It turned out that the number of subscribers to subscription savings accounts fell by more than 300,000 last year. It has been declining for four consecutive years since 2022.
As of the end of last year, the total number of subscribers to subscription savings accounts (comprehensive subscription savings for dwellings, subscription savings deposits, subscription installment savings, subscription savings) tallied by the Korea Real Estate Board (REB) was 26,184,107, down 301,116 (-1.1%) from the end of the previous year (26,485,223).
The number of subscribers to subscription savings accounts peaked at 28,599,279 in June 2022 due to increased subscription demand driven by surging home prices and the government's creation of youth-preferential subscription accounts, then trended downward and decreased by more than 2.4 million through the end of last year. On an annual basis, the number fell by 477,486 in 2022, by 855,234 in 2023—nearly double—and by more than 553,000 in 2024.
After interest rate hikes in 2022, home prices fell sharply, and more people gave up subscriptions and shifted to the existing dwellings market due to the widening gap between commercial bank rates and subscription account rates, rising sale prices, and the expansion of the point system. Analysts say that in popular areas subject to the price cap on new sales, such as Gangnam, high point scores lowered the odds of winning, which also affected the decline in the number of account subscribers.
However, the pace of decline slowed for the second consecutive year.
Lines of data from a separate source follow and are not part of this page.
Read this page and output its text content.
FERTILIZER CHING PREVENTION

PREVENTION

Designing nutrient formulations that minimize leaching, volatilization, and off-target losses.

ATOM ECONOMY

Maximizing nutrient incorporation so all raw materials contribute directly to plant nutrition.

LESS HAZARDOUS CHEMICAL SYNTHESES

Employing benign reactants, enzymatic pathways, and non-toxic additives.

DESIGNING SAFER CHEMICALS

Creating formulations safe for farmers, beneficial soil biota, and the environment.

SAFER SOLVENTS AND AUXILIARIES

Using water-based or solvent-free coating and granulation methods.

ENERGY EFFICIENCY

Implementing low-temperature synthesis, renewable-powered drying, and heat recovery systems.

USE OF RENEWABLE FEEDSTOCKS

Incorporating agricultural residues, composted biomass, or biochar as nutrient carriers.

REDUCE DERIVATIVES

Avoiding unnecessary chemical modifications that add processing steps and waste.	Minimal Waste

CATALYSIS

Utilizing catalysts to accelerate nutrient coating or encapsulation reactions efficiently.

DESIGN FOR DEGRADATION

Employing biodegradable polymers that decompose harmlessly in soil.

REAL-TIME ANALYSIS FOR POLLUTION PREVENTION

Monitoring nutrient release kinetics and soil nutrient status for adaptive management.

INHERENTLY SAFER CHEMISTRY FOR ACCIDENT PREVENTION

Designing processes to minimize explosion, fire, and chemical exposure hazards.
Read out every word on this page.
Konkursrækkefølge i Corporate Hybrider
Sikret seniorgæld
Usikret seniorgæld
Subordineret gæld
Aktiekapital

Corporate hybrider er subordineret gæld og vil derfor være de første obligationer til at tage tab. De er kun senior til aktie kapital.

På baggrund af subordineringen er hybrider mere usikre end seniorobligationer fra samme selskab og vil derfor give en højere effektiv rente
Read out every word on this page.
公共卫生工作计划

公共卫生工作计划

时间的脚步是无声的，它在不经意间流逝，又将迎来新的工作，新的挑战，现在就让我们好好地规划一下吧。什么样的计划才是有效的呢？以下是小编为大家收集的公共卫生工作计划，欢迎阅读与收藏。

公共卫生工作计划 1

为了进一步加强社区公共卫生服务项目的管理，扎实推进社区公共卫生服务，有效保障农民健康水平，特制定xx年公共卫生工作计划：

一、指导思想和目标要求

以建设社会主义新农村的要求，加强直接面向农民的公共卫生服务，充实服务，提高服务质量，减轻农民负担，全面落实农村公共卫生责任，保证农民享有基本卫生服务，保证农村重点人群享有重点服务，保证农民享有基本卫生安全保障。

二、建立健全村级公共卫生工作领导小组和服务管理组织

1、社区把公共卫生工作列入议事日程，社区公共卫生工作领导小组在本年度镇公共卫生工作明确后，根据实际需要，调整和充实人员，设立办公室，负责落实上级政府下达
As of the end of last year, first-priority subscribers numbered 17,055,826, down 589,941 from the previous year (17,645,767), while second-priority subscribers increased by 288,825 from 8,839,456 to 9,128,281.
The outflow of first-priority subscribers who have held subscription accounts for at least two years continues, but as home prices rose again last year, demand for subscription accounts appears to have partly revived. Also, changes in the system—such as the income deduction cap for subscription accounts (300 million won per year) and expanded special supply benefits for newlyweds upon childbirth—seem to have increased new sign-ups.
Among subscription account types, the only one that accepts new subscribers—the comprehensive subscription savings for dwellings—had 25,172,173 subscribers at the end of 2024 and fell to 24,978,172 last year, a decrease of 194,001 (-0.8%). Among them, first-priority subscribers declined by 485,531 (-3.0%) from 16,436,220 in 2024 to 15,950,689 last year, while second-priority subscribers increased by 291,053 (3.3%) from 8,735,953 to 9,027,483.
Yoon Ji-hae, head of Research Lab at Real Estate R114, said, "With the slump in the presale market, arguments that subscription accounts are useless are growing, but the number of account subscribers will repeat increases and decreases depending on market conditions and changes in government policy," adding, "The policy to expand public apartments centered on the Korea Land & Housing Corporation (LH) also seems likely to affect changes in the number of subscription account subscribers."